PLoS One. 2024 Jul 23;19(7):e0307482. doi: 10.1371/journal.pone.0307482. eCollection 2024.
High-throughput technologies have generated vast amounts of omic data. It is a consensus that the integration of diverse omics sources improves predictive models and biomarker discovery. However, managing multiple omics data poses challenges such as data heterogeneity, noise, high-dimensionality and missing data, especially in block-wise patterns. This study addresses the challenges of high dimensionality and block-wise missing data through a regularization and constrained-based approach. The methodology is implemented in the R package bwm for binary and continuous response variables, and applied to breast cancer and exposome multi-omics datasets, achieving strong performance even in scenarios with missing data present in all omics. In binary classification task, our proposed model achieves accuracy in the range of 86% to 92%, and F1 in the range of 68% to 79%. And, in regression task the correlation between true and predicted responses is in the range of 72% to 76%. However, there is a slight decline in performance metrics as the percentage of missing data increases. In scenarios where block-wise missing data affects multiple omics, the model performance actually surpasses that of scenarios where missing data is present in only one omics. One possible explanation for this might be that the other scenarios introduce a greater diversity of observation profiles, leading to a more robust model. Depending on the specific omics being studied, there is greater consistency in feature selection when comparing block-wise missing data scenarios.

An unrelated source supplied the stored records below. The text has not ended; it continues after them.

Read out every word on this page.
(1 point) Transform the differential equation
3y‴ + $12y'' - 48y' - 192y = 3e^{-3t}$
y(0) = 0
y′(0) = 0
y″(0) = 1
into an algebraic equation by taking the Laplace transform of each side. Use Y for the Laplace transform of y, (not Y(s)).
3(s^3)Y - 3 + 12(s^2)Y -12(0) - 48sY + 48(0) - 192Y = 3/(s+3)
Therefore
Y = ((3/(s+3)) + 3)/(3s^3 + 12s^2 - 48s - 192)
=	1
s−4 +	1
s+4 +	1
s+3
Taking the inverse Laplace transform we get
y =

高通量技术产生了大量的组学数据。人们普遍认为,整合多种组学源可以提高预测模型和生物标志物发现的能力。然而,管理多个组学数据存在一些挑战,如数据异质性、噪声、高维性和缺失数据,特别是在块状模式下。本研究通过正则化和约束方法解决了高维性和块状缺失数据的挑战。该方法在 R 包 bwm 中实现,用于二进制和连续响应变量,并应用于乳腺癌和暴露组多组学数据集,即使在所有组学都存在缺失数据的情况下,也能取得良好的性能。在二进制分类任务中,我们提出的模型的准确率在 86%到 92%之间,F1 值在 68%到 79%之间。在回归任务中,真实响应和预测响应之间的相关性在 72%到 76%之间。然而,随着缺失数据百分比的增加,性能指标略有下降。在块状缺失数据影响多个组学的情况下,模型性能实际上超过了仅在一个组学中存在缺失数据的情况。一种可能的解释是,其他情况下引入了更多不同的观测剖面,从而使模型更健壮。根据具体的组学研究,在比较块状缺失数据场景时,特征选择的一致性更大。